Sleep Disorders Primary Sleep Disorders

Sleep disorders appear to be going on with everyone, everywhere! But in actuality, there are 15 percent of Americans who have chronic sleep problems and 10 percent who sometimes have problems. A sleep disorder is profound enough to impair ability to function, to get to work or school, or to have a sense of well being. Anyone who has worked a deep night shift for a while can attest to the disruption that such a change in schedule can cause.

There are sleep disorders that are parasomnias or dissomnias. The dissomnias involve not getting enough sleep, not being able to sleep according to the dictates of life, or of not getting very good sleep. the parasomnias involve psychological problems and events that occur during sleep.

There are two types of primary insomnias, which are dissomnias. The primary insomnias are primary hypersomnia and primary insomnia.

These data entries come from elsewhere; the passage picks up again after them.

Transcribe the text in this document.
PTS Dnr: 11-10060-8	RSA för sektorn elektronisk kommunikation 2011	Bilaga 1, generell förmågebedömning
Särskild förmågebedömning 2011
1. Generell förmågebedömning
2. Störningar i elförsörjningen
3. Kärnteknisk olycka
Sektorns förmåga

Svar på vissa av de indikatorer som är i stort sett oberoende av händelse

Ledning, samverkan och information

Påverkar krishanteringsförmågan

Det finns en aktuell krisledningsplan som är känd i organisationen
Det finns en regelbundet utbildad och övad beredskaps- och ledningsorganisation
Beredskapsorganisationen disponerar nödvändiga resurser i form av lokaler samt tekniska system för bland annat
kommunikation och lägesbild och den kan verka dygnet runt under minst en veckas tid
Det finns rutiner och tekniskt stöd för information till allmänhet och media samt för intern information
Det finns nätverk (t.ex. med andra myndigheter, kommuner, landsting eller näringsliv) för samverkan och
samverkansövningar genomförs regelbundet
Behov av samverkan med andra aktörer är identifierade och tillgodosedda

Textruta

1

Primary hypersomnia involves excessive sleepiness. This can occur during nighttime or during the day. Narcolepsy, breathing related sleep disorder, and circadian rhythm sleep disorder are primary hypersomnias.

Anyone who has travelled across many time zones in a short period of time by flying long distances is well aware of the devastating effects of circadian rhythm sleep disorder. Also, trying to get kids to go to bed on time and to get up on time can attest to the training and behavioral modification required to prevent sleep disorders from not getting with society’s program for waking and sleeping.

Narcolepsy involves sudden and unannounced episodes of going right to sleep. There can also be a sudden loss of muscle tone called cataplexy, which causes the person to drop where they are. This is caused by a physical abnormality in the brain that is either congenital or brain surgery related.

Breathing related sleep disorder is commonly called, or includes sleep apnea, which can either be a physical problem with the breathing apparatus, or with the brains breathing control centers.

Primary insomnia involves events that happen when already asleep. The three main disorders are nightmare disorder, sleepwalking disorder and sleep terror disorder. In nightmare disorder, the situation is not just the occasional nightmare, but recurring and repeated nightmares that cause the individual to wake up.

Sleep terror disorder involves something waking the individual and inducing states of terror for up to ten minutes, during which time they cannot be calmed or fully awakened. Once the episode ends, there is no memory of the terror that caused the episode.

Sleepwalking involves motor activities while asleep, with the ultimate being getting up, walking around, and even doing things while asleep.